Spend Down Excess Assets

If your bank balances are above the threshold, you may spend the excess funds on:

  • Home repairs and modifications
  • A vehicle
  • Medical expenses
  • Burial expenses
  • Personal goods and services

By spending excess funds before your SSI application, you can become eligible while meeting important needs.

Shift Funds to Excluded Accounts

Move some funds to retirement accounts, ABLE accounts, annuities, or life insurance policies that don’t count towards limits. This can help maximize resources available for disability expenses.

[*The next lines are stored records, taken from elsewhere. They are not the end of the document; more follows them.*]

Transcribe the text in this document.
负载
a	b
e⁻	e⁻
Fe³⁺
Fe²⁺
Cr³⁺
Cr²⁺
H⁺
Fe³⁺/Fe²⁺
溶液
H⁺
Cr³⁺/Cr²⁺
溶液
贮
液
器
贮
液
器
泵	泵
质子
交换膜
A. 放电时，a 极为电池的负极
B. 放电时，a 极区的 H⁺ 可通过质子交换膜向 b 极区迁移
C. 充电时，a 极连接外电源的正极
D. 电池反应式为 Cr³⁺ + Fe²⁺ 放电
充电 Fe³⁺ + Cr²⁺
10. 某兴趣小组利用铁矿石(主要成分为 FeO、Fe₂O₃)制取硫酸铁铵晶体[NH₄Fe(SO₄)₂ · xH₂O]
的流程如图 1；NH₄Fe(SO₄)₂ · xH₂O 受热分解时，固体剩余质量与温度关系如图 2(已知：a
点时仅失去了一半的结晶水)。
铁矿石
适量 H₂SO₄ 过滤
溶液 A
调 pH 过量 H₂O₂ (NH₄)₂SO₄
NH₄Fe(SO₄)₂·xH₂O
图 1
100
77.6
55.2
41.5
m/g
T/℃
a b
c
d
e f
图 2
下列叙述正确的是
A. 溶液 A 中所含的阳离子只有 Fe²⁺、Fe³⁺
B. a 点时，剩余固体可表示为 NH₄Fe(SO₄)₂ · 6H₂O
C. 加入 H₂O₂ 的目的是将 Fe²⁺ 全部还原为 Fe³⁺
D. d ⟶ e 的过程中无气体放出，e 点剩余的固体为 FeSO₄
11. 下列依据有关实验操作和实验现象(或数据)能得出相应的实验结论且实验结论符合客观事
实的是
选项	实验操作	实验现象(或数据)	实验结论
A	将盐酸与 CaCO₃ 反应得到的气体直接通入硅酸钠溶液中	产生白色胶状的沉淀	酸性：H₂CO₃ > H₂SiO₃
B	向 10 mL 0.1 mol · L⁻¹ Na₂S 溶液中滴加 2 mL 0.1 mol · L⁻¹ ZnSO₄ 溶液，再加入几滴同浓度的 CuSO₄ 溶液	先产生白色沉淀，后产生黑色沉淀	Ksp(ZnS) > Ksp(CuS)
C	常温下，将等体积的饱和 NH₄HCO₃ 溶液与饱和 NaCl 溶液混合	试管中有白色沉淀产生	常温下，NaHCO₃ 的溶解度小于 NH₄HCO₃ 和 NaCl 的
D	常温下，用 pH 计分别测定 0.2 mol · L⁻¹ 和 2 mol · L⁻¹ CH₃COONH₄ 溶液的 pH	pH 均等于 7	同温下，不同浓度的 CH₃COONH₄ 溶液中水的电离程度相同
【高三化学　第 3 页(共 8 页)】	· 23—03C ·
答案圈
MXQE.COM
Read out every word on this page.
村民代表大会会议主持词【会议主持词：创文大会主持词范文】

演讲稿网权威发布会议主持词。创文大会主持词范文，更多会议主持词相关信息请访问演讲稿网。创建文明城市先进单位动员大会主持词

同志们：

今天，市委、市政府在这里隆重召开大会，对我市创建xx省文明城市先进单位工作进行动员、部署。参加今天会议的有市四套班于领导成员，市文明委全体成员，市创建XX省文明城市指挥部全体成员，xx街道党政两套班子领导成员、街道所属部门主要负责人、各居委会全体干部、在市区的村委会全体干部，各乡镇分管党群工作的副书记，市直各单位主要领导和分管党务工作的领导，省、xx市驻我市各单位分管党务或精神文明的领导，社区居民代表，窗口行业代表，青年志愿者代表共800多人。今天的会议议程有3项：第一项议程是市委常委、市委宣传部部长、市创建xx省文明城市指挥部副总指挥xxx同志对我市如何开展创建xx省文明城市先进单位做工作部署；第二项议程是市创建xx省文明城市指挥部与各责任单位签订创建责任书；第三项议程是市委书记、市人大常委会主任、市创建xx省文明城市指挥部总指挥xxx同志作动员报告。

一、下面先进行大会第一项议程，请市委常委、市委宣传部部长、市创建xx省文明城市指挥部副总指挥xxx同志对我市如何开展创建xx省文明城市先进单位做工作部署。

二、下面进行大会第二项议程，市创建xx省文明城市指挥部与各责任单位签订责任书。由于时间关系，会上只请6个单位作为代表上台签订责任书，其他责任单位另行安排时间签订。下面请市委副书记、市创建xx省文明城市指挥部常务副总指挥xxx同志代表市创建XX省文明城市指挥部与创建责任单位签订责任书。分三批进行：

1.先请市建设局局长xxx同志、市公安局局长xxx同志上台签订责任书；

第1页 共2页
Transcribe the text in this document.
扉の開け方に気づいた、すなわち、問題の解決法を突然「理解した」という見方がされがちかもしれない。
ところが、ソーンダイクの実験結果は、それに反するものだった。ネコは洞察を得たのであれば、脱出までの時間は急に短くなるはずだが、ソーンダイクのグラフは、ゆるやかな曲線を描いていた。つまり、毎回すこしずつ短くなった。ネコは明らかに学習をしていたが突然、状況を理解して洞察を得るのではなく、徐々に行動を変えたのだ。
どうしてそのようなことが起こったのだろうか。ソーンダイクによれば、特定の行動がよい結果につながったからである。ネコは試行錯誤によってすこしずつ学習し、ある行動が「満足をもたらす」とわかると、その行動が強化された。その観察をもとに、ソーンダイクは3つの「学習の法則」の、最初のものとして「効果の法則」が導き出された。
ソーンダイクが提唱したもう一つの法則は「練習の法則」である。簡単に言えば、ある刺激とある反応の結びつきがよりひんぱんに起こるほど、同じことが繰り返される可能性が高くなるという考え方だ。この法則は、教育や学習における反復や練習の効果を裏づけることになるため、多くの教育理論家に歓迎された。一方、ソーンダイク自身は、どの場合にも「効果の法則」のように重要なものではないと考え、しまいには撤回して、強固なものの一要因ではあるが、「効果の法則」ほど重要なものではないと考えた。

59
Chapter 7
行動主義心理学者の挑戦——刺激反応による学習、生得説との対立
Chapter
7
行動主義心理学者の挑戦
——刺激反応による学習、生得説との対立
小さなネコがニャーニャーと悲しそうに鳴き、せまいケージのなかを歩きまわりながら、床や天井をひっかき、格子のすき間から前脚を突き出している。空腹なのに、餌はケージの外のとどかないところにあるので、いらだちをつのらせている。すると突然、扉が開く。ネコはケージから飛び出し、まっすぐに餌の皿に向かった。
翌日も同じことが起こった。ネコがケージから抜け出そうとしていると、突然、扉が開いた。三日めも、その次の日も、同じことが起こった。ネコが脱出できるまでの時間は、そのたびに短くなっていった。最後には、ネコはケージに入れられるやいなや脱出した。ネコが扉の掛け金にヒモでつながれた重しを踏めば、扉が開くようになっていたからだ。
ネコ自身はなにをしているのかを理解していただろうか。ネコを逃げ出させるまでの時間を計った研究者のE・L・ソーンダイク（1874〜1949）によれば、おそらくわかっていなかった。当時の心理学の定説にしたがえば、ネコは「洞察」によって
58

For example, contribute to an ABLE account which has an annual contribution limit of $16,000. Or purchase an annuity that converts countable assets into income that doesn’t reduce SSI.

Use Exemption Strategies

If you have excess countable resources, certain exemptions allow you to qualify for SSI while retaining funds:

  • $1,500 Exemption – Unmarried recipients can exempt $1,500 of resources
  • Home Exemption – Your primary home doesn’t count, regardless of value
  • Vehicle Exemption – One car is excluded

Utilize these exemptions to keep assets above the $2,000 threshold.

Create a Special Needs Trust

Transfer funds into a special needs trust that pays out for expenses while allowing you to qualify for SSI. The trust assets aren’t considered available resources.

A properly structured trust can help you access thousands more in disability benefits over time versus being disqualified by excess resources.

Conclusion

Having money in the bank will not disqualify you from Social Security retirement or disability benefits. However, excess unearned income can result in up to 85% of benefits becoming taxable.

SSI recipients need to keep countable resources under $2,000 for individuals and $3,000 for couples. Strategies like special needs trusts and shifting funds to excluded accounts can help maximize income.

Understanding the program-specific rules allows you to manage resources in retirement while continuing to receive your hard-earned Social Security benefits.